Doch sind es nur Versäumnisse des Vermieters, die den Großen Karl zum Ghetto mutieren ließen? "Einige Nachbarn und Besucher sind einfach rücksichtslos", sagt Stefanie Braukhane. Nachdem der Hausmeister herausgetretene Gitterstäbe im Treppengeländer repariert hatte, dauerte es nur wenige Stunden, bis erneut Stangen im Flur herumlagen. Wieder waren die Lücken unter den Handläufen so groß, dass Kinder ungeschützt in die Tiefe fallen konnten.

Auch die demolierten Lampen im Flur gehen auf das Konto von Randalierern. Vor wenigen Tagen löste die Polizei eine überlaute nächtliche Party in einer Wohnung auf. Danach zogen Betrunkene durchs Haus, zerschlugen die Beleuchtung und warfen Bierflaschen in die Scherben.

In der Wohnung nebenan feiert der Mieter täglich Party - meistens ab 2 Uhr nachts. Stellt Steffi Braukhane den Mann zur Rede, muss sie mit wüsten Bedrohungen rechnen.

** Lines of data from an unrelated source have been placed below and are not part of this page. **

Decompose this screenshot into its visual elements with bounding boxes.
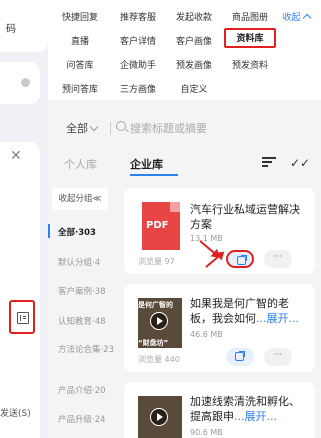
view-count: 浏览量 97 xyxy=(138,257,175,266)
scope-select[interactable]: 全部 xyxy=(66,120,99,136)
quick-item-library[interactable]: 资料库 xyxy=(224,28,276,48)
video-thumbnail: 是何广智的 “财盘坊” xyxy=(138,298,182,348)
share-button[interactable] xyxy=(226,348,254,366)
quick-item[interactable]: 自定义 xyxy=(166,82,222,95)
active-group-indicator xyxy=(48,224,50,238)
card-title: 如果我是何广智的老板，我会如何...展开... xyxy=(190,297,299,325)
pdf-file-icon: PDF xyxy=(142,202,180,250)
file-size: 46.6 MB xyxy=(190,330,223,339)
left-list-item[interactable] xyxy=(0,62,40,104)
left-chat-panel xyxy=(0,142,40,438)
video-card[interactable]: 是何广智的 “财盘坊” 如果我是何广智的老板，我会如何...展开... 46.6… xyxy=(124,284,315,372)
document-icon xyxy=(17,312,29,324)
chevron-up-icon xyxy=(302,13,311,23)
quick-item[interactable]: 预发资料 xyxy=(222,58,278,71)
close-icon[interactable]: ✕ xyxy=(10,148,22,164)
chevron-down-icon xyxy=(89,122,99,132)
library-tabs: 个人库 企业库 ✓✓ xyxy=(48,148,321,178)
more-button[interactable]: ··· xyxy=(264,348,292,366)
left-top-text: 码 xyxy=(6,24,16,35)
play-icon xyxy=(150,312,168,330)
quick-item[interactable]: 问答库 xyxy=(52,58,108,71)
share-icon xyxy=(235,351,245,361)
search-icon xyxy=(116,121,126,131)
group-item[interactable]: 方法论合集·23 xyxy=(58,343,114,355)
collapse-groups-button[interactable]: 收起分组≪ xyxy=(52,188,108,210)
quick-item[interactable]: 推荐客服 xyxy=(110,10,166,23)
file-card[interactable]: PDF 汽车行业私域运营解决方案 13.1 MB 浏览量 97 ··· xyxy=(124,188,315,274)
group-item[interactable]: 产品介绍·20 xyxy=(58,384,106,396)
sidebar-tools-panel: 快捷回复 推荐客服 发起收款 商品图册 收起 直播 客户详情 客户画像 资料库 … xyxy=(48,0,321,438)
share-button[interactable] xyxy=(226,250,254,268)
video-thumbnail xyxy=(138,396,182,438)
collapse-button[interactable]: 收起 xyxy=(274,10,318,23)
group-item[interactable]: 认知教育·48 xyxy=(58,315,106,327)
thumbnail-caption: 是何广智的 xyxy=(138,301,173,309)
quick-menu: 快捷回复 推荐客服 发起收款 商品图册 收起 直播 客户详情 客户画像 资料库 … xyxy=(48,0,321,100)
search-bar: 全部 搜索标题或摘要 xyxy=(48,114,321,142)
quick-item[interactable]: 客户详情 xyxy=(110,34,166,47)
divider xyxy=(110,122,111,135)
group-list: 收起分组≪ 全部·303 默认分组·4 客户案例·38 认知教育·48 方法论合… xyxy=(48,184,114,438)
more-button[interactable]: ··· xyxy=(264,250,292,268)
group-item[interactable]: 产品升级·24 xyxy=(58,413,106,425)
double-check-icon[interactable]: ✓✓ xyxy=(290,156,310,170)
send-button-label[interactable]: 发送(S) xyxy=(0,406,31,419)
tab-enterprise[interactable]: 企业库 xyxy=(130,156,163,172)
left-panel-top: 码 xyxy=(0,0,48,52)
filter-icon[interactable] xyxy=(262,156,276,168)
video-card[interactable]: 加速线索清洗和孵化、提高跟申...展开... 90.6 MB xyxy=(124,382,315,438)
scope-label: 全部 xyxy=(66,122,88,135)
quick-item[interactable]: 预发画像 xyxy=(166,58,222,71)
quick-item[interactable]: 客户画像 xyxy=(166,34,222,47)
file-size: 13.1 MB xyxy=(190,234,223,243)
status-dot xyxy=(21,78,30,87)
group-item[interactable]: 默认分组·4 xyxy=(58,256,100,268)
tab-personal[interactable]: 个人库 xyxy=(64,156,97,172)
group-item[interactable]: 客户案例·38 xyxy=(58,285,106,297)
view-count: 浏览量 440 xyxy=(138,355,180,364)
search-input[interactable]: 搜索标题或摘要 xyxy=(130,120,207,136)
quick-item[interactable]: 直播 xyxy=(52,34,108,47)
share-icon xyxy=(237,255,247,265)
expand-link[interactable]: ...展开... xyxy=(234,410,277,423)
quick-item[interactable]: 三方画像 xyxy=(110,82,166,95)
group-item[interactable]: 全部·303 xyxy=(58,226,96,238)
expand-link[interactable]: ...展开... xyxy=(256,312,299,325)
quick-item[interactable]: 预问答库 xyxy=(52,82,108,95)
quick-item[interactable]: 商品图册 xyxy=(222,10,278,23)
card-title: 汽车行业私域运营解决方案 xyxy=(190,203,300,231)
quick-item[interactable]: 发起收款 xyxy=(166,10,222,23)
library-toggle-button[interactable] xyxy=(9,300,35,334)
play-icon xyxy=(150,408,168,426)
quick-item[interactable]: 企微助手 xyxy=(110,58,166,71)
quick-item[interactable]: 快捷回复 xyxy=(52,10,108,23)
card-title: 加速线索清洗和孵化、提高跟申...展开... xyxy=(190,395,300,423)
collapse-label: 收起 xyxy=(282,13,301,23)
thumbnail-caption: “财盘坊” xyxy=(138,339,169,347)
file-size: 90.6 MB xyxy=(190,428,223,437)
active-tab-indicator xyxy=(130,174,178,176)
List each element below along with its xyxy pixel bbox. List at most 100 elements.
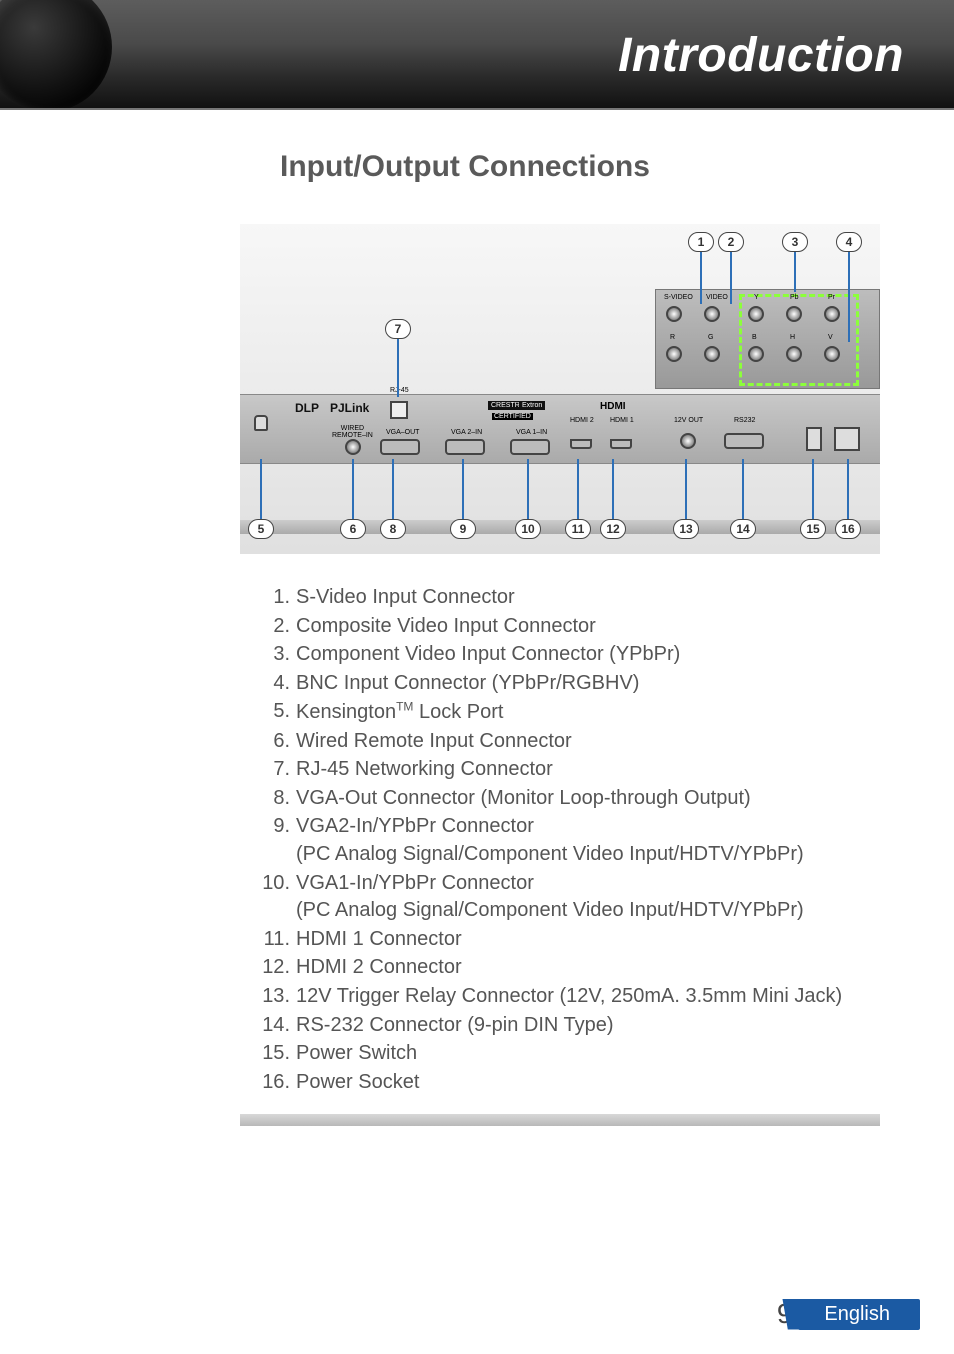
connector-legend-list: S-Video Input Connector Composite Video … bbox=[250, 584, 890, 1096]
label-vga2-in: VGA 2–IN bbox=[451, 429, 482, 436]
list-item: VGA-Out Connector (Monitor Loop-through … bbox=[250, 785, 890, 813]
label-b: B bbox=[752, 334, 757, 341]
list-item: VGA2-In/YPbPr Connector (PC Analog Signa… bbox=[250, 813, 890, 868]
list-item-text: RJ-45 Networking Connector bbox=[296, 758, 553, 780]
logo-hdmi: HDMI bbox=[600, 401, 626, 412]
page-header: Introduction bbox=[0, 0, 954, 110]
list-item: KensingtonTM Lock Port bbox=[250, 698, 890, 726]
chapter-title: Introduction bbox=[618, 28, 904, 83]
label-rj45: RJ-45 bbox=[390, 387, 409, 394]
logo-pjlink: PJLink bbox=[330, 401, 369, 415]
label-12v: 12V OUT bbox=[674, 417, 703, 424]
power-socket bbox=[834, 427, 860, 451]
leader-13 bbox=[685, 459, 687, 519]
list-item-text: S-Video Input Connector bbox=[296, 586, 515, 608]
list-item: RS-232 Connector (9-pin DIN Type) bbox=[250, 1012, 890, 1040]
list-item: VGA1-In/YPbPr Connector (PC Analog Signa… bbox=[250, 870, 890, 925]
leader-2 bbox=[730, 252, 732, 304]
label-rs232: RS232 bbox=[734, 417, 755, 424]
page-footer: 9 English bbox=[777, 1298, 920, 1330]
leader-6 bbox=[352, 459, 354, 519]
language-tab: English bbox=[798, 1299, 920, 1330]
leader-5 bbox=[260, 459, 262, 519]
list-item-text: KensingtonTM Lock Port bbox=[296, 701, 503, 723]
callout-13: 13 bbox=[673, 519, 699, 539]
label-pr: Pr bbox=[828, 294, 835, 301]
list-item: Composite Video Input Connector bbox=[250, 613, 890, 641]
main-panel: DLP PJLink RJ-45 WIRED REMOTE–IN VGA–OUT… bbox=[240, 394, 880, 464]
port-vga-out bbox=[380, 439, 420, 455]
callout-5: 5 bbox=[248, 519, 274, 539]
callout-4: 4 bbox=[836, 232, 862, 252]
leader-15 bbox=[812, 459, 814, 519]
logo-dlp: DLP bbox=[295, 401, 319, 415]
callout-16: 16 bbox=[835, 519, 861, 539]
leader-16 bbox=[847, 459, 849, 519]
label-svideo: S-VIDEO bbox=[664, 294, 693, 301]
connector-diagram: S-VIDEO VIDEO Y Pb Pr R G B H V DLP PJLi… bbox=[240, 224, 880, 554]
callout-1: 1 bbox=[688, 232, 714, 252]
port-bnc-h bbox=[786, 346, 802, 362]
leader-7 bbox=[397, 339, 399, 397]
port-vga1-in bbox=[510, 439, 550, 455]
port-bnc-r bbox=[666, 346, 682, 362]
leader-11 bbox=[577, 459, 579, 519]
list-item-text: Component Video Input Connector (YPbPr) bbox=[296, 643, 680, 665]
list-item: Wired Remote Input Connector bbox=[250, 728, 890, 756]
label-y: Y bbox=[754, 294, 759, 301]
list-item-text: Power Socket bbox=[296, 1071, 419, 1093]
list-item: HDMI 2 Connector bbox=[250, 954, 890, 982]
language-label: English bbox=[824, 1303, 890, 1325]
port-vga2-in bbox=[445, 439, 485, 455]
port-wired-remote bbox=[345, 439, 361, 455]
label-vga-out: VGA–OUT bbox=[386, 429, 419, 436]
logo-extron: Extron bbox=[519, 401, 545, 410]
list-item-text: RS-232 Connector (9-pin DIN Type) bbox=[296, 1014, 614, 1036]
leader-8 bbox=[392, 459, 394, 519]
port-pb bbox=[786, 306, 802, 322]
port-bnc-g bbox=[704, 346, 720, 362]
callout-9: 9 bbox=[450, 519, 476, 539]
list-item: BNC Input Connector (YPbPr/RGBHV) bbox=[250, 670, 890, 698]
callout-6: 6 bbox=[340, 519, 366, 539]
leader-9 bbox=[462, 459, 464, 519]
callout-10: 10 bbox=[515, 519, 541, 539]
port-hdmi1 bbox=[610, 439, 632, 449]
list-item-text: BNC Input Connector (YPbPr/RGBHV) bbox=[296, 672, 639, 694]
port-bnc-b bbox=[748, 346, 764, 362]
callout-3: 3 bbox=[782, 232, 808, 252]
port-bnc-v bbox=[824, 346, 840, 362]
callout-15: 15 bbox=[800, 519, 826, 539]
label-v: V bbox=[828, 334, 833, 341]
section-heading: Input/Output Connections bbox=[280, 150, 954, 184]
callout-12: 12 bbox=[600, 519, 626, 539]
list-item-text: 12V Trigger Relay Connector (12V, 250mA.… bbox=[296, 985, 842, 1007]
list-item-text: HDMI 2 Connector bbox=[296, 956, 462, 978]
port-y bbox=[748, 306, 764, 322]
callout-8: 8 bbox=[380, 519, 406, 539]
callout-14: 14 bbox=[730, 519, 756, 539]
list-item-text: VGA1-In/YPbPr Connector (PC Analog Signa… bbox=[296, 872, 804, 922]
list-item: S-Video Input Connector bbox=[250, 584, 890, 612]
logo-certified: CERTIFIED bbox=[492, 413, 533, 420]
list-item-text: Power Switch bbox=[296, 1042, 417, 1064]
callout-11: 11 bbox=[565, 519, 591, 539]
label-video: VIDEO bbox=[706, 294, 728, 301]
list-item: HDMI 1 Connector bbox=[250, 926, 890, 954]
label-g: G bbox=[708, 334, 713, 341]
list-item-text: Composite Video Input Connector bbox=[296, 615, 596, 637]
list-item-text: VGA-Out Connector (Monitor Loop-through … bbox=[296, 787, 751, 809]
list-item: Component Video Input Connector (YPbPr) bbox=[250, 641, 890, 669]
leader-10 bbox=[527, 459, 529, 519]
label-hdmi1: HDMI 1 bbox=[610, 417, 634, 424]
list-item: Power Switch bbox=[250, 1040, 890, 1068]
leader-14 bbox=[742, 459, 744, 519]
port-pr bbox=[824, 306, 840, 322]
power-switch bbox=[806, 427, 822, 451]
section-separator bbox=[240, 1114, 880, 1126]
label-pb: Pb bbox=[790, 294, 799, 301]
port-svideo bbox=[666, 306, 682, 322]
label-wired-remote: WIRED REMOTE–IN bbox=[332, 425, 373, 439]
list-item: Power Socket bbox=[250, 1069, 890, 1097]
callout-2: 2 bbox=[718, 232, 744, 252]
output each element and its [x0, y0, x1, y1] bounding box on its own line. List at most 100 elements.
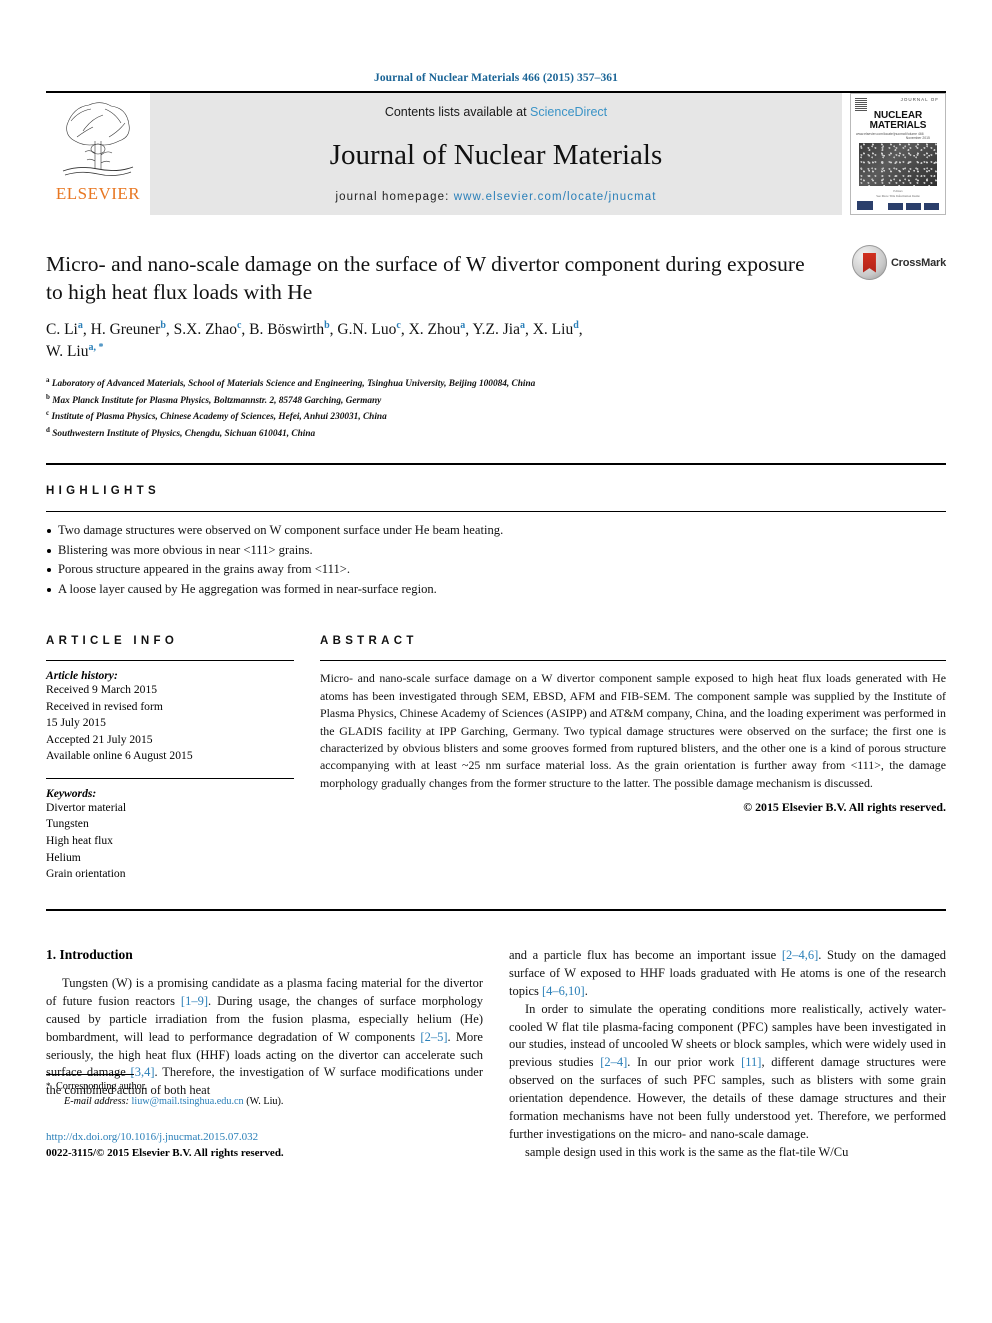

Bei jedem Martinshorn, das zu hören ist, schrecken die Bewohner hoch

Noch mehr belasten Stefanie Braukhane jedoch die Feuer, die fast alle auf das Konto von Brandstiftern gehen. Das Schlafen fällt ihr schwer. Bei jedem Martinshorn, das zu hören ist, schreckt sie hoch. Sie schaut dann sofort nach ihrem Sohn und öffnet auf der Facebook-Seite die Meldungen der Gruppe "Großer Karl". 75 Menschen diskutieren dort regelmäßig und informieren sich.

Ohne Erfolg hat sie sich bislang nach einer neuen Wohnung umgesehen. "Sie kommen von Thormählen?" wurde sie gefragt. "Das war's dann", sagt Stefanie Braukhane.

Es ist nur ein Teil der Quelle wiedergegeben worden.